Sekadar informasi, di urutan ketiga dan keempat daftar top skor adalah Marko Simic asal Persija Jakarta dengan 18 golnya, serta pemain Persib Bandung Ezechiel Ndouasel hasil 17 gol.

Yang berbeda dibanding pemain lainnya, David Da Silva tercatat tiga kali mencetak hattrick, yaitu ke gawang PS Tira pada 13 April, Mitra Kukar pada 22 September dan Bali United pada 18 November.

Gol-gol Persebaya lainnya dicetak sejumlah pemain, antara lain Osvaldo Haay (10 gol), Irfan Jaya (6 gol), Fandi Utomo (4 gol) dan beberapa pemain yang mencetak di bawah tiga gol.

Prestasi membanggakan Persebaya lainnya adalah dinobatkannya Osvaldo Haay sebagai penghargaan pemain muda terbaik Liga 1.

Keputusan penobatan Osvaldo Haay berdasarkan beberapa aspek, yaitu mencatatkan 17 kali starter (bermain sejak awal), kemudian memiliki 1.517 menit bermain, mencetak 10 gol dan pernah melakukan hattrick (tiga gol dalam satu pertandingan).

Osvaldo yang di Persebaya mengenakan nomor punggung 20 itu juga pernah menyandang gelar pemain muda terbaik saat kompetisi Liga 1 memasuki pekan ke-27.

Penilaian lain yang dilakukan PT LIB juga berdasarkan "good leadership" pemain yang bersangkutan dan pengaruh terhadap tim secara keseluruhan, setelah itu pemain tersebut bisa menjadi contoh bagi rekan-rekannya.

Manajer tim Persebaya Candra Wahyudi bersyukur salah seorang pemain timnya menerima gelar dari PT LIB dan meminta penghargaan yang diterima sebagai pelecut untuk memotivasi pemain agar lebih baik.

"Saya harap penghargaan yang diterima Osvaldo ini dapat menjadi motivasinya bermain, serta rekan-rekan setim.
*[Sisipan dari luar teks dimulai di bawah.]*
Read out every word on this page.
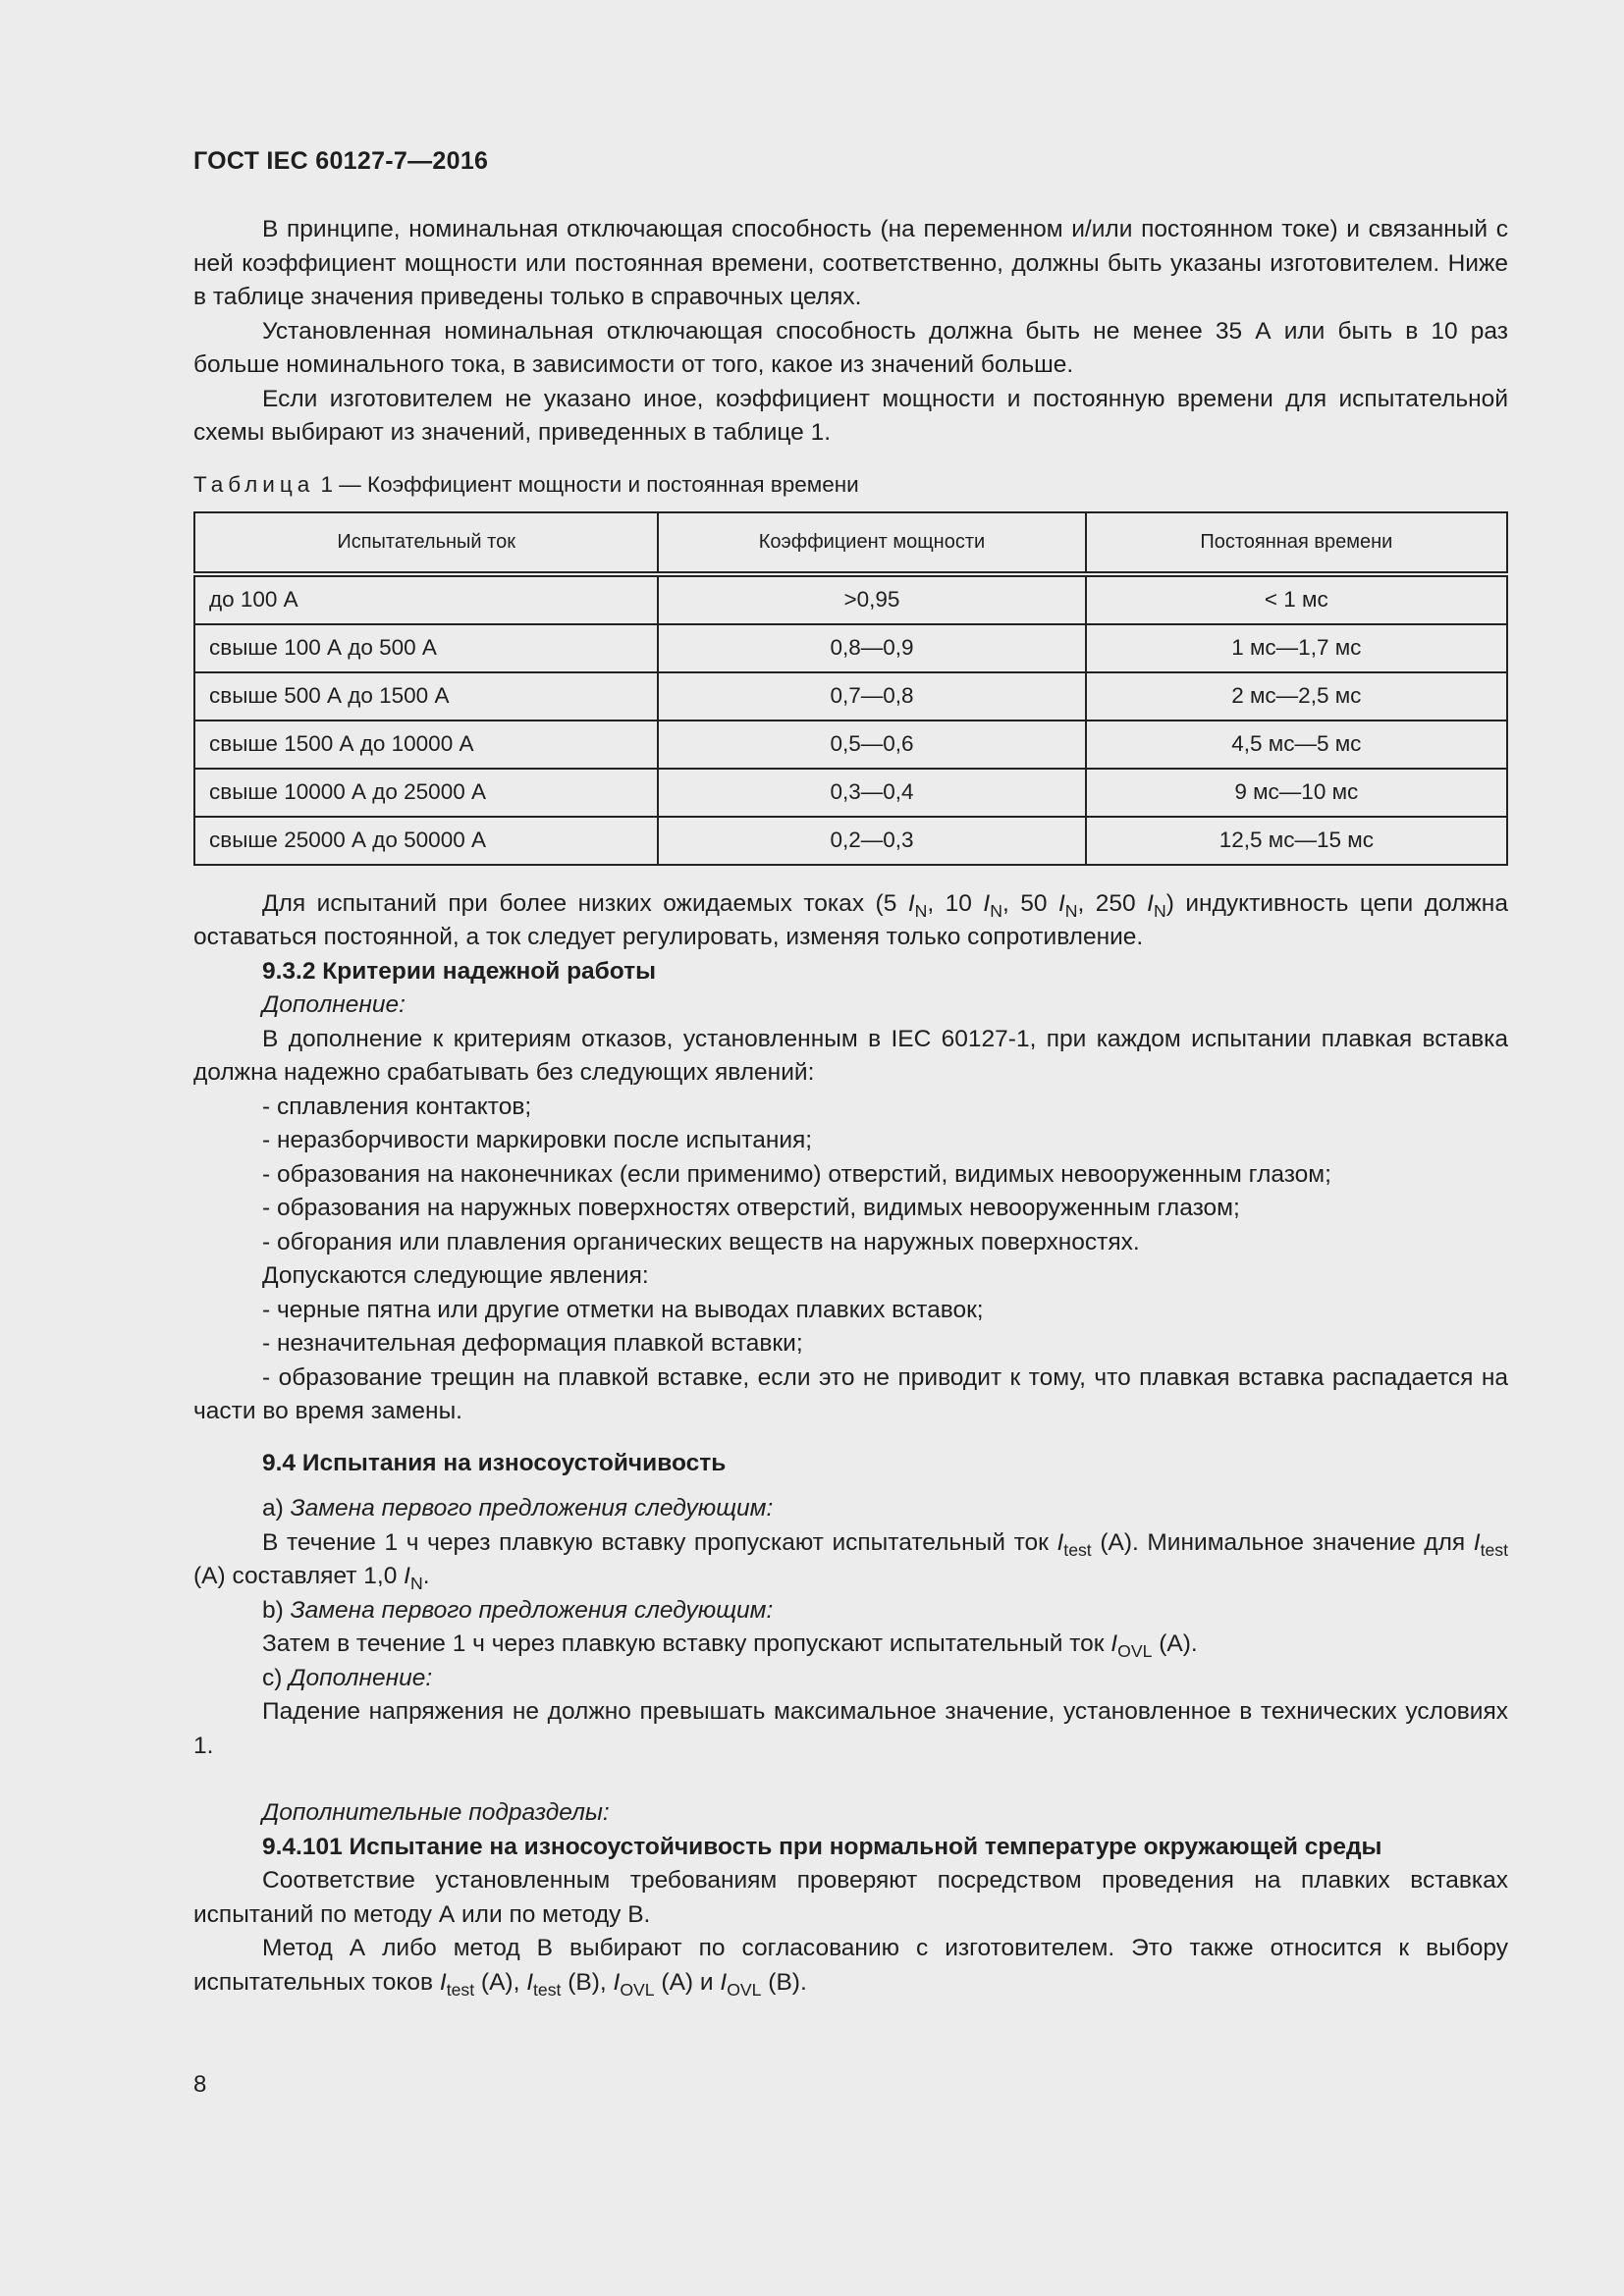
ГОСТ IEC 60127-7—2016

В принципе, номинальная отключающая способность (на переменном и/или постоянном токе) и связанный с ней коэффициент мощности или постоянная времени, соответственно, должны быть указаны изготовителем. Ниже в таблице значения приведены только в справочных целях.

Установленная номинальная отключающая способность должна быть не менее 35 А или быть в 10 раз больше номинального тока, в зависимости от того, какое из значений больше.

Если изготовителем не указано иное, коэффициент мощности и постоянную времени для испытательной схемы выбирают из значений, приведенных в таблице 1.

Таблица 1 — Коэффициент мощности и постоянная времени
Испытательный ток	Коэффициент мощности	Постоянная времени
до 100 А	>0,95	< 1 мс
свыше 100 А до 500 А	0,8—0,9	1 мс—1,7 мс
свыше 500 А до 1500 А	0,7—0,8	2 мс—2,5 мс
свыше 1500 А до 10000 А	0,5—0,6	4,5 мс—5 мс
свыше 10000 А до 25000 А	0,3—0,4	9 мс—10 мс
свыше 25000 А до 50000 А	0,2—0,3	12,5 мс—15 мс

Для испытаний при более низких ожидаемых токах (5 $I_N$, 10 $I_N$, 50 $I_N$, 250 $I_N$) индуктивность цепи должна оставаться постоянной, а ток следует регулировать, изменяя только сопротивление.

9.3.2 Критерии надежной работы

Дополнение:

В дополнение к критериям отказов, установленным в IEC 60127-1, при каждом испытании плавкая вставка должна надежно срабатывать без следующих явлений:

- сплавления контактов;

- неразборчивости маркировки после испытания;

- образования на наконечниках (если применимо) отверстий, видимых невооруженным глазом;

- образования на наружных поверхностях отверстий, видимых невооруженным глазом;

- обгорания или плавления органических веществ на наружных поверхностях.

Допускаются следующие явления:

- черные пятна или другие отметки на выводах плавких вставок;

- незначительная деформация плавкой вставки;

- образование трещин на плавкой вставке, если это не приводит к тому, что плавкая вставка распадается на части во время замены.

9.4 Испытания на износоустойчивость

а) Замена первого предложения следующим:

В течение 1 ч через плавкую вставку пропускают испытательный ток $I_{test}$ (А). Минимальное значение для $I_{test}$ (А) составляет 1,0 $I_N$.

b) Замена первого предложения следующим:

Затем в течение 1 ч через плавкую вставку пропускают испытательный ток $I_{OVL}$ (А).

с) Дополнение:

Падение напряжения не должно превышать максимальное значение, установленное в технических условиях 1.

Дополнительные подразделы:

9.4.101 Испытание на износоустойчивость при нормальной температуре окружающей среды

Соответствие установленным требованиям проверяют посредством проведения на плавких вставках испытаний по методу А или по методу В.

Метод А либо метод В выбирают по согласованию с изготовителем. Это также относится к выбору испытательных токов $I_{test}$ (А), $I_{test}$ (В), $I_{OVL}$ (А) и $I_{OVL}$ (В).

8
Ini merupakan pencapaian luar biasa bagi Persebaya dan Osvaldo pribadi," katanya.

Bonek
Di awal-awal kompetisi, Bonek sempat kaget dengan harga yang dipatok manajemen untuk tiket fans (ekonomi) maupun superfans (VIP), yaitu Rp50 ribu dan Rp250 ribu.

Berbagai keluhan muncul, tapi manajemen tak bergeming, hingga ada nada-nada protes di stadion, salah satunya tertulis "Tiket Naik Tinggi, Lumpia Tak Terbeli".

Kendati demikian, dukungan Bonek selama satu musim membuat bangga banyak pihak, bahkan jumlah penonton di Stadion Gelora Bung Tomo diklaim mendekati 500 ribu orang.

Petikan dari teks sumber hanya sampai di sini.